I diritti reali costituiscono di certo la categoria più importante dei diritti assoluti, non solo per il loro rilievo economico. A loro volta essi si distinguono a seconda che abbiano ad oggetto un bene proprio od altrui e se l’interesse realizzato sia quello di godere della cosa altrui (diritti reali di godimento come la superficie, l’uso, l’usufrutto, l’abitazione, l’enfiteusi e la servitù) o di costituirla in garanzia dell’adempimento di un’obbligazione (diritti reali di garanzia come il pegno o l’ipoteca).

A tutela dei diritti assoluti l’ordinamento riconosce e predispone una serie di mezzi per esercitare un’azione (preventiva se in autotutela o in giudizio se a lesione avvenuta o in corso del diritto sostanziale vantato). Ogniqualvolta infatti che un diritto assoluto viene leso, sorge in capo al soggetto che lede tale diritto, l’obbligo d risarcire il danno (e di conseguenza in capo al soggetto leso il diritto relativo di credito ad ottenere tale risarcimento). In realtà anche i c.d. interessi diffusi o collettivi, che hanno ad oggetto un bene o dei beni non suscettibili di appropriazione individuale, sono tutelati e legittimano all’azione risarcitoria, la cui competenza giurisdizionale è attribuita al GO (al GA in caso di class action): danni ambientali, tutela del consumatore, ecc.

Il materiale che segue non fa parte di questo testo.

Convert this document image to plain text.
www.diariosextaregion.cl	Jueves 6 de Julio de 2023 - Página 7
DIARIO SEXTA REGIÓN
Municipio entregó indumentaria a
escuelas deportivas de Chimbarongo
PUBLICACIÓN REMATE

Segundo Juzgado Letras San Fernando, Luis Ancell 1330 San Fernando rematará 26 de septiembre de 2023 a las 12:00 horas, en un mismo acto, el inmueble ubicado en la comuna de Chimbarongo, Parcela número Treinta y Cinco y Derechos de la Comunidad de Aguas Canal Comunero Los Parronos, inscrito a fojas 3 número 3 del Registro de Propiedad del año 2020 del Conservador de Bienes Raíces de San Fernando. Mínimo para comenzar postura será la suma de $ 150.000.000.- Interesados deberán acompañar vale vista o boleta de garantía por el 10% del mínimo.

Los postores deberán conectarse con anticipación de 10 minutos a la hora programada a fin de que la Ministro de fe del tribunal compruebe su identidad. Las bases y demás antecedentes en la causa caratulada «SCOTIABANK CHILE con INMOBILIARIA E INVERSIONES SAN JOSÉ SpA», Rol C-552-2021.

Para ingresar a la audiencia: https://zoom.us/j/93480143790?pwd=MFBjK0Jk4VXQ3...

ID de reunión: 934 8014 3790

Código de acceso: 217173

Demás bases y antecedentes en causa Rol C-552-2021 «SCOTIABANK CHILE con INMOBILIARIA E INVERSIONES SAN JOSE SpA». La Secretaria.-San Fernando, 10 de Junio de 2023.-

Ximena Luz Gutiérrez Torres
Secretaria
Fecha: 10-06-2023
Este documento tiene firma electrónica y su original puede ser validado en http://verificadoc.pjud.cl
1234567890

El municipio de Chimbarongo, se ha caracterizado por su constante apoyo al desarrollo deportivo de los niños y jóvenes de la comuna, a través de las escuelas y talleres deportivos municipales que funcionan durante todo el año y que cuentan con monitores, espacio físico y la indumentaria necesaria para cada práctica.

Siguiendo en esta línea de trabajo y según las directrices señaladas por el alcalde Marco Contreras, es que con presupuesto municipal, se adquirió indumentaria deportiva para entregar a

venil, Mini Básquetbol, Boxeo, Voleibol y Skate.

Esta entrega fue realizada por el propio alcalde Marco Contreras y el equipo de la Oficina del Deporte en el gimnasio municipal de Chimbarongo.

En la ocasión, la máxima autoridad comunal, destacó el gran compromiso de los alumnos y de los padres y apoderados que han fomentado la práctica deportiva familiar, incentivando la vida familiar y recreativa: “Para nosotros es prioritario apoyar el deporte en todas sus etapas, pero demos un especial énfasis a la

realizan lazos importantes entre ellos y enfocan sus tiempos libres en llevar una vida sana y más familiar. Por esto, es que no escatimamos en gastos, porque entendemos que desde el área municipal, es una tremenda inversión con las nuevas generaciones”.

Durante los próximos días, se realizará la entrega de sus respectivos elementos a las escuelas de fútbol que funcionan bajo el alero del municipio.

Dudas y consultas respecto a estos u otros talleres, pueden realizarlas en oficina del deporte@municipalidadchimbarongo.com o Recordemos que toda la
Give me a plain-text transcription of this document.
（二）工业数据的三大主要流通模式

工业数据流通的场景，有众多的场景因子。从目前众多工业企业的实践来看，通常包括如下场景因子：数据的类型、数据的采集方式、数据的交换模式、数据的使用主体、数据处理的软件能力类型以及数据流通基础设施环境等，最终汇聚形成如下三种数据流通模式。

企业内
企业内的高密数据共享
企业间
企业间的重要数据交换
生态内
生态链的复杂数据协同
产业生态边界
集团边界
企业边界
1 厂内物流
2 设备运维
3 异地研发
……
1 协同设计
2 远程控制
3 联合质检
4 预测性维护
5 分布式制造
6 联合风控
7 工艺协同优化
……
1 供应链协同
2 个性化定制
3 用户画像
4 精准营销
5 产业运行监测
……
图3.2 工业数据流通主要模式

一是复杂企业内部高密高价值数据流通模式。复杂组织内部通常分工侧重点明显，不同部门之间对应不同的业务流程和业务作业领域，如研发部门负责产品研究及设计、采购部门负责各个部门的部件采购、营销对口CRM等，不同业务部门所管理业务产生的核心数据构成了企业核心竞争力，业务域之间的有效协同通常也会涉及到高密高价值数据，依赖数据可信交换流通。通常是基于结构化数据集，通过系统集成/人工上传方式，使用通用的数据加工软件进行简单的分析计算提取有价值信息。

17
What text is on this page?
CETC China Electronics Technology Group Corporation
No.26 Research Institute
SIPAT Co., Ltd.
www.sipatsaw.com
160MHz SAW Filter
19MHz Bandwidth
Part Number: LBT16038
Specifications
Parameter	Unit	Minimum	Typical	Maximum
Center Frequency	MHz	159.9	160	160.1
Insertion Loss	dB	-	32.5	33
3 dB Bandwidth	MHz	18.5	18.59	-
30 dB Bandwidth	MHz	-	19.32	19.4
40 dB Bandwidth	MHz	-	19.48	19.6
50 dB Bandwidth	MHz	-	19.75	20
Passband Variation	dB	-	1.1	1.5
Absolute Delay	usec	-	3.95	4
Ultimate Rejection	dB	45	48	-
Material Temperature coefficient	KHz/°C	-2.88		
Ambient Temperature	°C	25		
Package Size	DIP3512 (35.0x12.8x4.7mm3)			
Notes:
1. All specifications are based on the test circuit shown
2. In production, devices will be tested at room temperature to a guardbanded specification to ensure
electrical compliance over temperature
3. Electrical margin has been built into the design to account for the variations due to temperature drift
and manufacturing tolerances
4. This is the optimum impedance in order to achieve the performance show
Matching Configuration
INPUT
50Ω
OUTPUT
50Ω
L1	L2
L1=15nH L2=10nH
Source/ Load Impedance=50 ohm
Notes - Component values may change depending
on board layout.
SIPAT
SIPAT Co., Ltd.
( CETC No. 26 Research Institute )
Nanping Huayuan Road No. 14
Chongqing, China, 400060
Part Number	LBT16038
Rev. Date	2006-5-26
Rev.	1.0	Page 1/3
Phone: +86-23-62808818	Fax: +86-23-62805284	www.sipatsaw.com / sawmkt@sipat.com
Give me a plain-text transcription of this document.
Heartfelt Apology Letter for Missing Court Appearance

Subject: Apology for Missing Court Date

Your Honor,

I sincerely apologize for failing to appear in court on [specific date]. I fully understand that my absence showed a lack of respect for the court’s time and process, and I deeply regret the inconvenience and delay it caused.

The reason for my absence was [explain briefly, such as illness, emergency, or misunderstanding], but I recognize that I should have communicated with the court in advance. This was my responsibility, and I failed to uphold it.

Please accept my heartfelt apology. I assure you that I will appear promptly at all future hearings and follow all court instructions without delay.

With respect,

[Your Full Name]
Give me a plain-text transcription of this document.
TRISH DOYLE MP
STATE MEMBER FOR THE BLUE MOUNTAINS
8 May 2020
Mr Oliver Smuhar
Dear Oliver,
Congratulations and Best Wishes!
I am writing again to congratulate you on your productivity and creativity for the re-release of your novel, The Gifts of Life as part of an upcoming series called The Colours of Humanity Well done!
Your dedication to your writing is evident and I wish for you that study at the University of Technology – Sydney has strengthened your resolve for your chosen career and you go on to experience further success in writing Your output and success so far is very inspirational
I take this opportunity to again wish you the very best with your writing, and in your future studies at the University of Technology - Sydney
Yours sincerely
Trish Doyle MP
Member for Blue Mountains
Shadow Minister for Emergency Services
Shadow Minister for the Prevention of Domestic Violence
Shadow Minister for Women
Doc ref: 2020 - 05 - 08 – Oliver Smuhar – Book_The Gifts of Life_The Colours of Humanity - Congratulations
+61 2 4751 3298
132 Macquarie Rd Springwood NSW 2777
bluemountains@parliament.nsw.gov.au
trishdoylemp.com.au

A tutela dei diritti reali l’ordinamento prevede un’azione reale (actio in rem) esperibile contro chiunque, salva la determinazione di chi sia in concreto l’offensore del diritto, mentre per i diritti di obbligazione l’azione sarà in personam, ovvero diretta nei confronti del soggetto passivo del rapporto obbligatorio.

L’esclusività del diritto di proprietà e degli altri diritti reali (ius excludendi omnes alios), oltre ad impedire l’esistenza in capo ad altri dello stesso diritto, inviolabile a partire dai suoi confini, se non in comproprietà e per quote, fa sì che l’azione diretta a far valere tale diritto sia imprescrittibile e irrinunziabile (per il diritto di proprietà azione di rivendica, actio negatoria, azione di regolamento confini, per apposizione dei termini e di nunciazione, per il diritto di servitù actio confessoria).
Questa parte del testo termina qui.